Home>Highlight>BPU unanimously approves second round of $300 million nuclear subsidies

Salem and Hope Creak nuclear reactors.

BPU unanimously approves second round of $300 million nuclear subsidies

By Nikita Biryukov, April 27 2021 3:34 pm

The Board of Public Utilities unanimously re-approved roughly $300 million in public subsidies for three South Jersey power plants, prolonging a rate hike that could cost consumers roughly $70 each year.

The award under the Zero Emission Credit Program is meant to underwrite the cost of running the aging plants, which were profitable when the subsidies were initially approved two years ago.

Press play to hear a narrated version of this story, presented by AudioHopper.

Commission staff and an outside consultant hired to examine the deal said that’s not the case this time around, and the Public Service Enterprise Group (PSEG), which owns the three plants, again said it would shut the facilities down without public assistance.

PSEG and Exelon, which co-owns two of the plants, balked at recommendations by the consultant to reduce the size of the subsidy, an option not available in 2019, threatening it would shut down the facilities unless it received the full award, to the chagrin of some BPU commissioners.

“I hoped, perhaps a naïve hope, that after careful analysis of the extensive data submitted by the asset owners, all parties would be able to agree to a subsidy level that provided adequate support to the facilities and could be supported by basic accounting standards,” Commissioner Bob Gordon said. “That, unfortunately never happened. Instead, Public Service and Exelon have told us it’s all or nothing.”

“Apparently the legislature’s call for data-based decision making, months of analysis by various consultants and the preparation of voluminous reports by numerous parties were a meaningless exercise,” he said.

Gordon and other commissioners said they believed PSEG when it said the plants would close absent the full award.

Those closures could threaten Gov. Phil Murphy’s energy master plan, which calls for half of the state’s power to come from clean sources by 2030.

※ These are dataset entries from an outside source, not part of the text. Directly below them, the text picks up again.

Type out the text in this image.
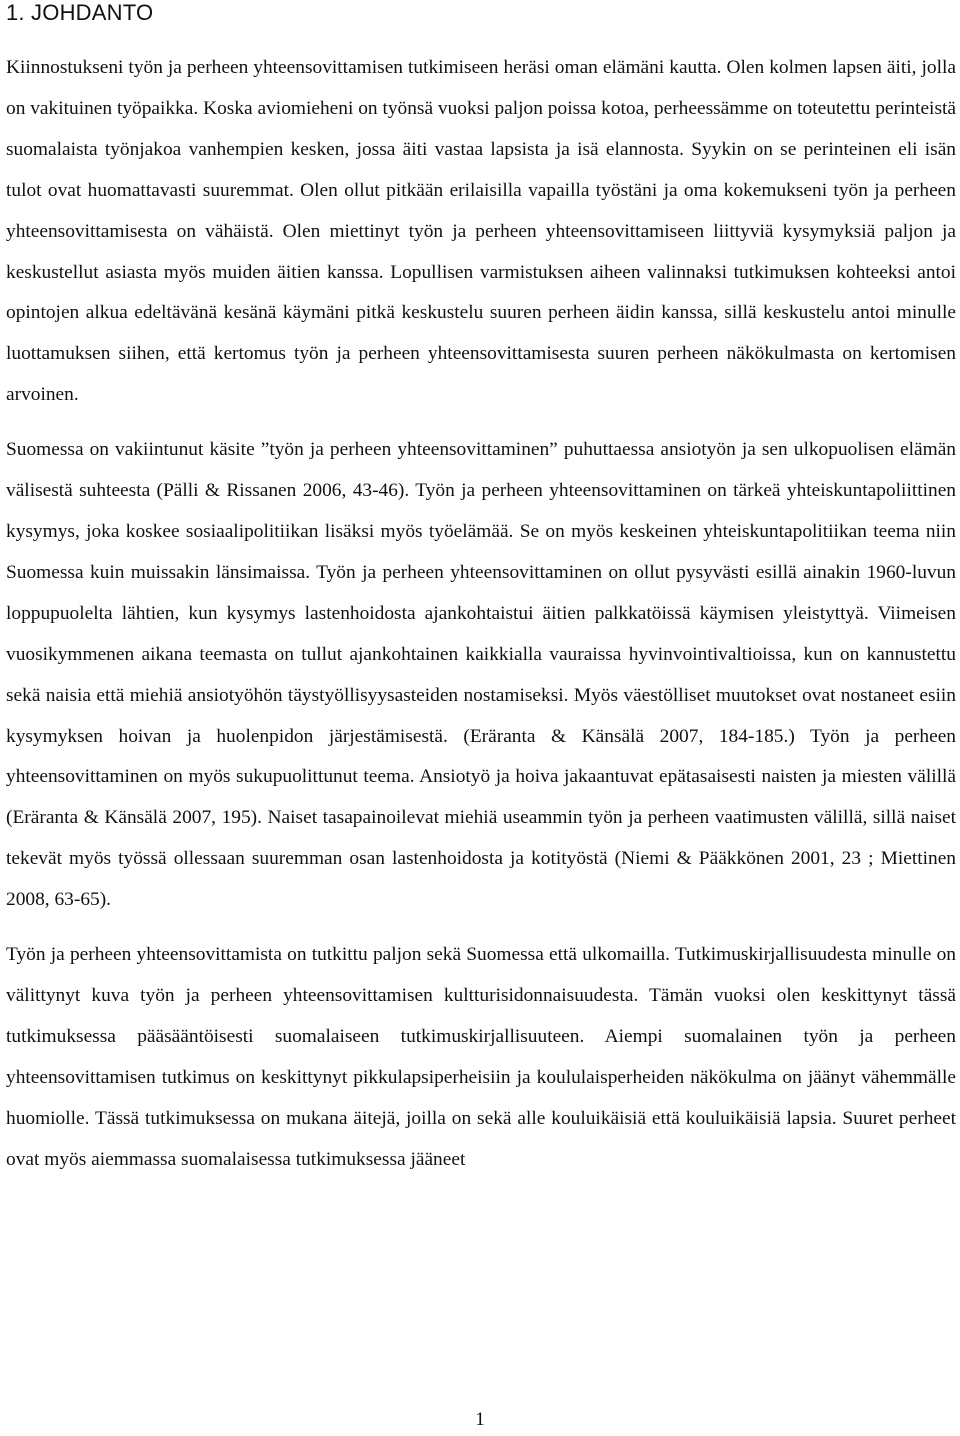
1. JOHDANTO

Kiinnostukseni työn ja perheen yhteensovittamisen tutkimiseen heräsi oman elämäni kautta. Olen kolmen lapsen äiti, jolla on vakituinen työpaikka. Koska aviomieheni on työnsä vuoksi paljon poissa kotoa, perheessämme on toteutettu perinteistä suomalaista työnjakoa vanhempien kesken, jossa äiti vastaa lapsista ja isä elannosta. Syykin on se perinteinen eli isän tulot ovat huomattavasti suuremmat. Olen ollut pitkään erilaisilla vapailla työstäni ja oma kokemukseni työn ja perheen yhteensovittamisesta on vähäistä. Olen miettinyt työn ja perheen yhteensovittamiseen liittyviä kysymyksiä paljon ja keskustellut asiasta myös muiden äitien kanssa. Lopullisen varmistuksen aiheen valinnaksi tutkimuksen kohteeksi antoi opintojen alkua edeltävänä kesänä käymäni pitkä keskustelu suuren perheen äidin kanssa, sillä keskustelu antoi minulle luottamuksen siihen, että kertomus työn ja perheen yhteensovittamisesta suuren perheen näkökulmasta on kertomisen arvoinen.

Suomessa on vakiintunut käsite ”työn ja perheen yhteensovittaminen” puhuttaessa ansiotyön ja sen ulkopuolisen elämän välisestä suhteesta (Pälli & Rissanen 2006, 43-46). Työn ja perheen yhteensovittaminen on tärkeä yhteiskuntapoliittinen kysymys, joka koskee sosiaalipolitiikan lisäksi myös työelämää. Se on myös keskeinen yhteiskuntapolitiikan teema niin Suomessa kuin muissakin länsimaissa. Työn ja perheen yhteensovittaminen on ollut pysyvästi esillä ainakin 1960-luvun loppupuolelta lähtien, kun kysymys lastenhoidosta ajankohtaistui äitien palkkatöissä käymisen yleistyttyä. Viimeisen vuosikymmenen aikana teemasta on tullut ajankohtainen kaikkialla vauraissa hyvinvointivaltioissa, kun on kannustettu sekä naisia että miehiä ansiotyöhön täystyöllisyysasteiden nostamiseksi. Myös väestölliset muutokset ovat nostaneet esiin kysymyksen hoivan ja huolenpidon järjestämisestä. (Eräranta & Känsälä 2007, 184-185.) Työn ja perheen yhteensovittaminen on myös sukupuolittunut teema. Ansiotyö ja hoiva jakaantuvat epätasaisesti naisten ja miesten välillä (Eräranta & Känsälä 2007, 195). Naiset tasapainoilevat miehiä useammin työn ja perheen vaatimusten välillä, sillä naiset tekevät myös työssä ollessaan suuremman osan lastenhoidosta ja kotityöstä (Niemi & Pääkkönen 2001, 23 ; Miettinen 2008, 63-65).

Työn ja perheen yhteensovittamista on tutkittu paljon sekä Suomessa että ulkomailla. Tutkimuskirjallisuudesta minulle on välittynyt kuva työn ja perheen yhteensovittamisen kultturisidonnaisuudesta. Tämän vuoksi olen keskittynyt tässä tutkimuksessa pääsääntöisesti suomalaiseen tutkimuskirjallisuuteen. Aiempi suomalainen työn ja perheen yhteensovittamisen tutkimus on keskittynyt pikkulapsiperheisiin ja koululaisperheiden näkökulma on jäänyt vähemmälle huomiolle. Tässä tutkimuksessa on mukana äitejä, joilla on sekä alle kouluikäisiä että kouluikäisiä lapsia. Suuret perheet ovat myös aiemmassa suomalaisessa tutkimuksessa jääneet

1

So far, nuclear power is the state’s greatest source of carbon-free electricity, accounting for more than 90% of such power. The three plants, the only ones remaining in the state, also provide about 37% of the state’s electricity.

Though the state is making investments in renewable energy sources, wind in particular, those sources have yet to bear fruit and will likely require years to increase their output, on top of sizeable capital investment.

If the plants were to close between June 1, 2022, and May 31, 2025 — the period of the renewed subsidy — carbon emissions would increase by about 13% over that time, Gordon said.

Though the board offered begrudging, if unanimous, support, the subsidy renewal was met with celebration from one of New Jersey’s most powerful Democrats.

“Without our nuclear plants, New Jersey risks backsliding on the carbon reductions we’ve worked so hard to achieve just as the need to address climate change and the demand for zero-carbon energy resources continues to grow,” said Senate President Steve Sweeney (D-West Deptford). “I commend the BPU for today’s decision, which serves the best interests of New Jersey’s customers, economy and communities.”

In 2019, the plants employed roughly 1,600 individuals in Sweeney’s district. On Tuesday, he said they accounted for roughly 4,500 jobs in Salem County and elsewhere in the state.